En revanche, la donation du bien en indivision ne sera pas une vraie donation-partage, mais peu importe si elle est égalitaire, puisqu'elle restera égalitaire si réévaluation. Disons que cela peu avoir un impact sur la valeur de la réserve, en cas d'autres donations ultérieures mais inégalitaires, ou l'une hors part et pas l'autre.
Merci.
Je vous remercie pour votre réponse pertinente.
Sachant que mon fils a déjà utilisé 18 000 € de son abattement au titre d’un don manuel déclaré via le formulaire Cerfa n°2735, si nous procédons à une régularisation par une donation-partage chez le notaire en réattribuant 9 000 € à sa sœur afin d’assurer l’égalité entre eux :
Après cette régularisation par donation-partage chez le notaire, en cas de nouvelles donations ultérieures, est-ce que pour mon fils seul un montant de 9 000 € sera désormais pris en compte au lieu des 18 000 € initialement déclarés ?
Peut-on considérer que le don manuel initial est en quelque sorte « remplacé » par la donation-partage ?
En pratique, dois-je ouvrir un compte au nom de ma fille, puis transférer 9 000 € du compte de mon fils vers celui de ma fille ? Est-ce légal ?
Il n'y aura pas "réattribution" des 18 000 euros.

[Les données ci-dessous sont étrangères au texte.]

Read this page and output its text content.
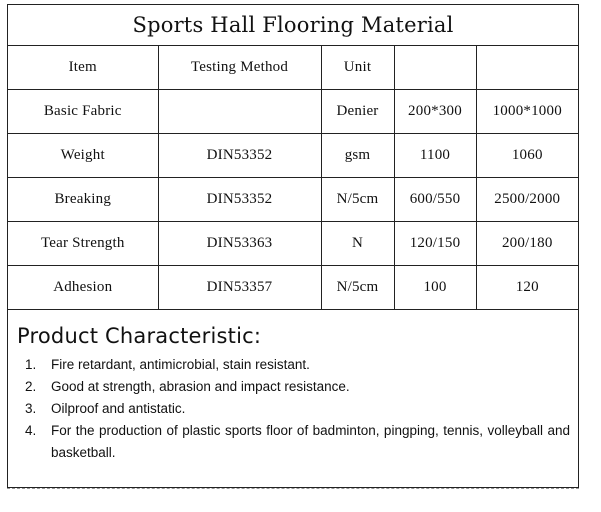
Sports Hall Flooring Material
Item	Testing Method	Unit		
Basic Fabric		Denier	200*300	1000*1000
Weight	DIN53352	gsm	1100	1060
Breaking	DIN53352	N/5cm	600/550	2500/2000
Tear Strength	DIN53363	N	120/150	200/180
Adhesion	DIN53357	N/5cm	100	120
Product Characteristic:
1. Fire retardant, antimicrobial, stain resistant.
2. Good at strength, abrasion and impact resistance.
3. Oilproof and antistatic.
4. For the production of plastic sports floor of badminton, pingping, tennis, volleyball and basketball.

Cette donation restera fiscalement inchangée.
Ce qui va se passer est que votre fils va verser une soulte à sa soeur lors de la seconde donation. Le montant de cette soulte sera déduite de la valeur des biens qu'il va recevoir.
Par exemple si vous donnez des bijoux valant 100 000 euros, votre fille va recevoir lors de cette seconde donation 59 000 euros de ses parents, 50 000 euros sous forme de bijoux et une soulte de 9000 euros de son frère. Fiscalement vous allez déclarer que votre fille a donc reçu 59 000 euros.

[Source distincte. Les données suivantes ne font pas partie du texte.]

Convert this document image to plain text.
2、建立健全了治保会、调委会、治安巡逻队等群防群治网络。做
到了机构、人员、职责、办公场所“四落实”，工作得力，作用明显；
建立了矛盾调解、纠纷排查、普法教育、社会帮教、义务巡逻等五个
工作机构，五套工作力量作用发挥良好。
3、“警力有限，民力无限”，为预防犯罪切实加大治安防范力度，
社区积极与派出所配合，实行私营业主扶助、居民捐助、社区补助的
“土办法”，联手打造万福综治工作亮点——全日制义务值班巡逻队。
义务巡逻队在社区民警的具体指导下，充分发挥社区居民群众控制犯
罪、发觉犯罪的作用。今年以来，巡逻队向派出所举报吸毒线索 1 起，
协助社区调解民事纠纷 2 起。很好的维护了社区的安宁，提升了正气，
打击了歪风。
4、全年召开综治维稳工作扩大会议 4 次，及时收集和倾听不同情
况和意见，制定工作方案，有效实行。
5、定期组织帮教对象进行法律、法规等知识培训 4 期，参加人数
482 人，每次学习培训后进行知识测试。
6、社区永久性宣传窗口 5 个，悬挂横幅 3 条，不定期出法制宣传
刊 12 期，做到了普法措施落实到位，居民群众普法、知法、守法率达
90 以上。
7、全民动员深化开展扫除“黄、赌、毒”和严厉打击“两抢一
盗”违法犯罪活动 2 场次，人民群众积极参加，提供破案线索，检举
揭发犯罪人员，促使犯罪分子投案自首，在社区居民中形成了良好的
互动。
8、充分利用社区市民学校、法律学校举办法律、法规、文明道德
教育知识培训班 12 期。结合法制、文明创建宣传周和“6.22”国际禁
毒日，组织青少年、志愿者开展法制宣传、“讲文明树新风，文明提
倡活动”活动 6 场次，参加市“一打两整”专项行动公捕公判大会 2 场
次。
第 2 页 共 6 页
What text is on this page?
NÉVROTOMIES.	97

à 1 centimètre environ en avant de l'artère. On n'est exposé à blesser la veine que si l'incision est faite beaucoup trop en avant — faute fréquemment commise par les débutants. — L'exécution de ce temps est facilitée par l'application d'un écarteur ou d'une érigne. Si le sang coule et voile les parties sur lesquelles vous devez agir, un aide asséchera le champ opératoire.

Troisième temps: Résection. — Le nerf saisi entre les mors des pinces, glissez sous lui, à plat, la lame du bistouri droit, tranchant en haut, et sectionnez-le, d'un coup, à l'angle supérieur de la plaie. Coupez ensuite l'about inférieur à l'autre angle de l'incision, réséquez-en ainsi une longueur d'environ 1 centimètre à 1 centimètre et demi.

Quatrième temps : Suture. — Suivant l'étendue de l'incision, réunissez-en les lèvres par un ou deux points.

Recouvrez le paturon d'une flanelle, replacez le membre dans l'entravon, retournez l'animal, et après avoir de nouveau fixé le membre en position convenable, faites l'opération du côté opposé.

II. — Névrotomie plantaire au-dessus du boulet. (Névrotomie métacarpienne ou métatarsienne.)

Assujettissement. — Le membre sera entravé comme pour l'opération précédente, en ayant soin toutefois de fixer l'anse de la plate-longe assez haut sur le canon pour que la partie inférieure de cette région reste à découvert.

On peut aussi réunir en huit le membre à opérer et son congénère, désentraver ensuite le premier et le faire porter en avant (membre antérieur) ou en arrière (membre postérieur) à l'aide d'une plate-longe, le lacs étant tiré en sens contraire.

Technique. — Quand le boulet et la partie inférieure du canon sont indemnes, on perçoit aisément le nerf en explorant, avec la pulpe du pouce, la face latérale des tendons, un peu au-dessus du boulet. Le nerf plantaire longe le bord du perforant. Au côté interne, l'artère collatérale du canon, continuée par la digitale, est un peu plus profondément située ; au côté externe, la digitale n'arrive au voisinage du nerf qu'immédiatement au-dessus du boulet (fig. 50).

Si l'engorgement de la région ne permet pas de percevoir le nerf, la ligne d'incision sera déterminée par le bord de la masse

Votre fils va recevoir 50 000 euros de bijoux moins 9000 euros versés à sa soeur. Vous allez donc déclarer fiscalement une donation de 41 000 euros pour votre fils.
Il faudra en effet placer les 9000 euros sur le compte de votre fille. Dans le cadre d'une donation avec soulte, vous pouvez procéder au virement. Si la banque demande un justificatif, il suffira de produire l'acte notarié.

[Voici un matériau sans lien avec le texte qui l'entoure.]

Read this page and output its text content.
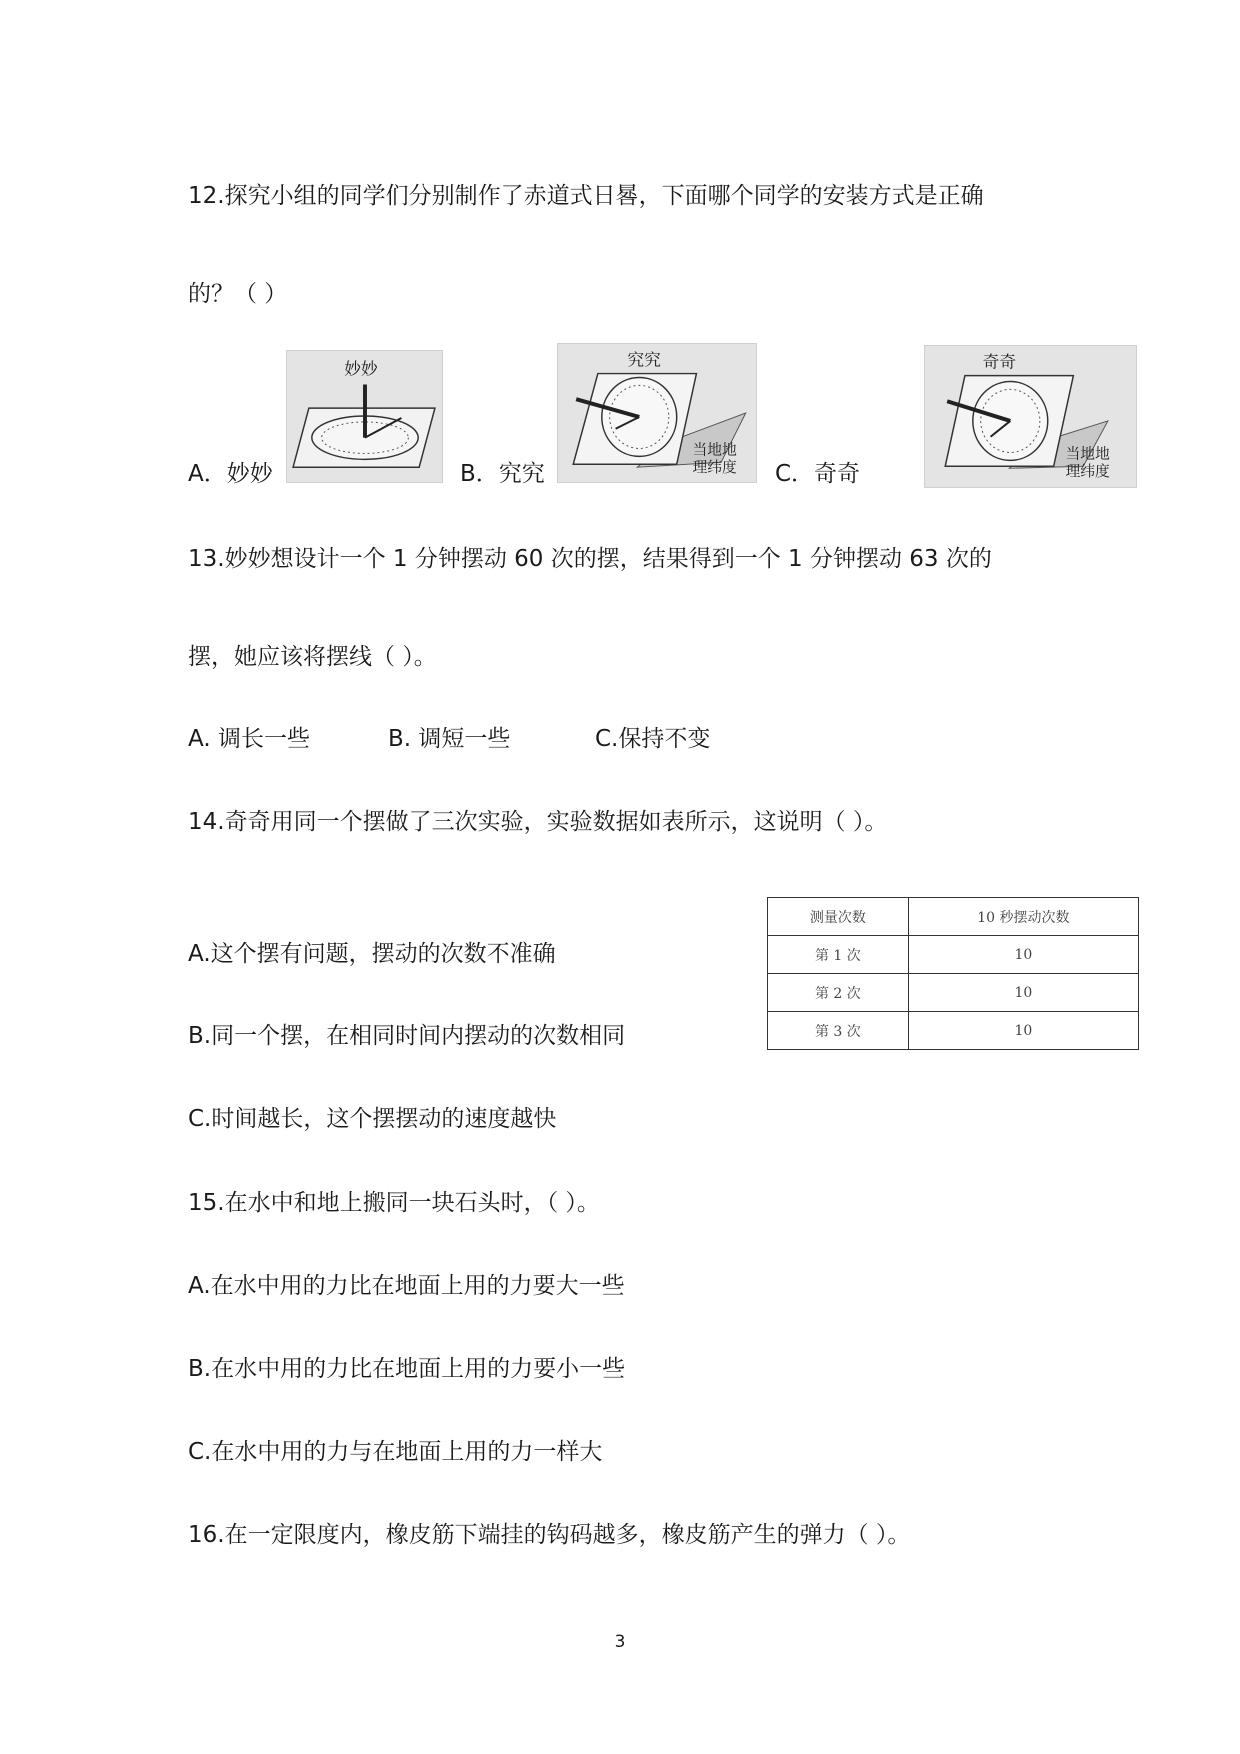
12.探究小组的同学们分别制作了赤道式日晷，下面哪个同学的安装方式是正确
的？（ ）
A．妙妙
妙妙
B．究究
究究
当地地
理纬度 C．奇奇
奇奇
当地地
理纬度
13.妙妙想设计一个 1 分钟摆动 60 次的摆，结果得到一个 1 分钟摆动 63 次的
摆，她应该将摆线（ ）。
A. 调长一些	B. 调短一些	C.保持不变
14.奇奇用同一个摆做了三次实验，实验数据如表所示，这说明（ ）。
A.这个摆有问题，摆动的次数不准确
B.同一个摆，在相同时间内摆动的次数相同
C.时间越长，这个摆摆动的速度越快
测量次数	10 秒摆动次数
第 1 次	10
第 2 次	10
第 3 次	10
15.在水中和地上搬同一块石头时，（ ）。
A.在水中用的力比在地面上用的力要大一些
B.在水中用的力比在地面上用的力要小一些
C.在水中用的力与在地面上用的力一样大
16.在一定限度内，橡皮筋下端挂的钩码越多，橡皮筋产生的弹力（ ）。
3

Merci, pour bien comprendre :
Si nous procédons à la prochaine donation dans 10 ans pour un montant de 30 000 € chacun (mon fils et ma fille), par un don manuel ou une donation-partage, pour mon fils, déclarera-t-on 21 000 € (30 000 € – 9 000 €) ? Et ma fille déclarera-t-elle 30 000 € ?
Si vous décidez de donner les 30 000 euros à chacun dans le cadre d'une donation-partage en y intégrant la donation déjà consentie à votre fils, charge à lui de verser une soulte à sa soeur :
- Matériellement votre fille recevra 21 000 euros de votre part et 9000 euros de son frère.
- Fiscalement elle déclerara la valeur de la donation reçue, soit 30 000 euros.
- Matériellement votre fils recevra 21 000 euros de votre part et versera une soulte de 9000 euros à sa soeur.
- Fiscalement il déclarera la valeur de la donation reçue, soit 12 000 euros (valeur des biens reçus moins montant de la charge grevant sa donation).
Au final chaque enfant aura reçu et déclaré 30 000 euros.
Evidemment la soulte n'aura d'intérêt que si vous donnez autre chose que de l'argent. Sinon il suffira de donner 12 000 euros à votre fils et 30 000 euros à votre fille.
Il ne s'agit pas de "reprendre", mais d'une soulte. Les soultes entre donataires existent dans les donations-partages.
Soit une soulte, soit un "rééquilibrage" avec un nouveau bien inclus dans la donation-partage.
Oui, une soulte est possible, mais ce n'est pas une "réattribution" tel que présenté dans le sujet.